Monday, May 20, 2013

June Reading

Just one piece:

Lucretius: On the Nature of Things (Book1-4) link

To prep for this one, I'm reading a book called 'The Swerve' by Stephen Greenblatt (Amazon link).  The book is about how this poem was found after it had been lost for centuries.  Also about the effect it had on various artists and philosophers from then on.


  1. That's funny. I'm reading "The Swerve" as soon as am finished with the first four books of "On the Nature of Things". I may or may no follow it up with a re-read of C. S. Lewis's "Miracles".

    1. I'm really enjoying The Swerve. It's an excellent history of the humanists that gave us the study of 'humanities'. It's making me excited to crack open 'On the Nature of Things'.

    2. I'm more or less enjoying it, but I'm a little miffed at the often one-sided presentation of Medieval Europe.

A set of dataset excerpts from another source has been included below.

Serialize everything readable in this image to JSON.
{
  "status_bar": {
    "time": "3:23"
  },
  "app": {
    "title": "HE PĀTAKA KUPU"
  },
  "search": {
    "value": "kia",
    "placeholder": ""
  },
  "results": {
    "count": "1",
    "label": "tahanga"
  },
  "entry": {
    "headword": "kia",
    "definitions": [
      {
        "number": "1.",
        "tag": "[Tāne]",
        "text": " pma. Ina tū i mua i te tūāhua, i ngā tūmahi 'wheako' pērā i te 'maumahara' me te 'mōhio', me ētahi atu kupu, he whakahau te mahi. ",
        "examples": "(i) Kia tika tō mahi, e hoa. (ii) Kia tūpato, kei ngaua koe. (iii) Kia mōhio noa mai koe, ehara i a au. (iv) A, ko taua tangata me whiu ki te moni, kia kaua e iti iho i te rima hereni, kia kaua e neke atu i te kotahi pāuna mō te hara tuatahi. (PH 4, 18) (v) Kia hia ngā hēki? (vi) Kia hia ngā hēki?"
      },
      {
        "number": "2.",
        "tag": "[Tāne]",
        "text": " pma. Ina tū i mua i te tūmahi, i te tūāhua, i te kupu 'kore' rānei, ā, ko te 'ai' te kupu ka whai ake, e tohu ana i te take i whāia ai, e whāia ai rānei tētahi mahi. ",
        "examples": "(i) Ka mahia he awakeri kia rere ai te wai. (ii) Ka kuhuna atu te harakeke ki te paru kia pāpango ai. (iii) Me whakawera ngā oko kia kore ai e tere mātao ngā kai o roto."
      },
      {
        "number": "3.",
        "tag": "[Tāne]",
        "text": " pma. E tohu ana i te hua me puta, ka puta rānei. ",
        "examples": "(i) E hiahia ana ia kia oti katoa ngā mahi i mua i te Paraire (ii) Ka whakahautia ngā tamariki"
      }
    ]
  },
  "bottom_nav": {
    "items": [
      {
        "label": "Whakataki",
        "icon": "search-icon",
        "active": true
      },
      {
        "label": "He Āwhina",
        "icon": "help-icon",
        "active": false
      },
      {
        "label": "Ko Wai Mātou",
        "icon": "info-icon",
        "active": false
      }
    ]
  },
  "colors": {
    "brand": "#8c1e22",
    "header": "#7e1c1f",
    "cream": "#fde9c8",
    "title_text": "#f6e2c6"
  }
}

      I found a good review for The Swerve that sums up its flaws really well:

  2. Adam, I just finished 'The Swerve' yesterday and found it very interesting. The least convincing part of it was easily the description of the church as a worshiper of pain and cruelty. I'm glad to see that my instinct wasn't wrong there.
    Thank you for the link to the review. Greenblatt really doesn't sound sharp on the history of the period. What a shame! It's good to know that I should treat the book with some skepticism. I'll have to dig in a bit more on the pre-Renaissance era. I'd like to know why it became prominent and what the real conditions were before it.
    As an aside, reading about monastaries and the Papal schism reminds me of one of my all time favorite books, 'The Name of the Rose' by Umberto Eco. I would wholly recommend it to you if you find the period interesting at all.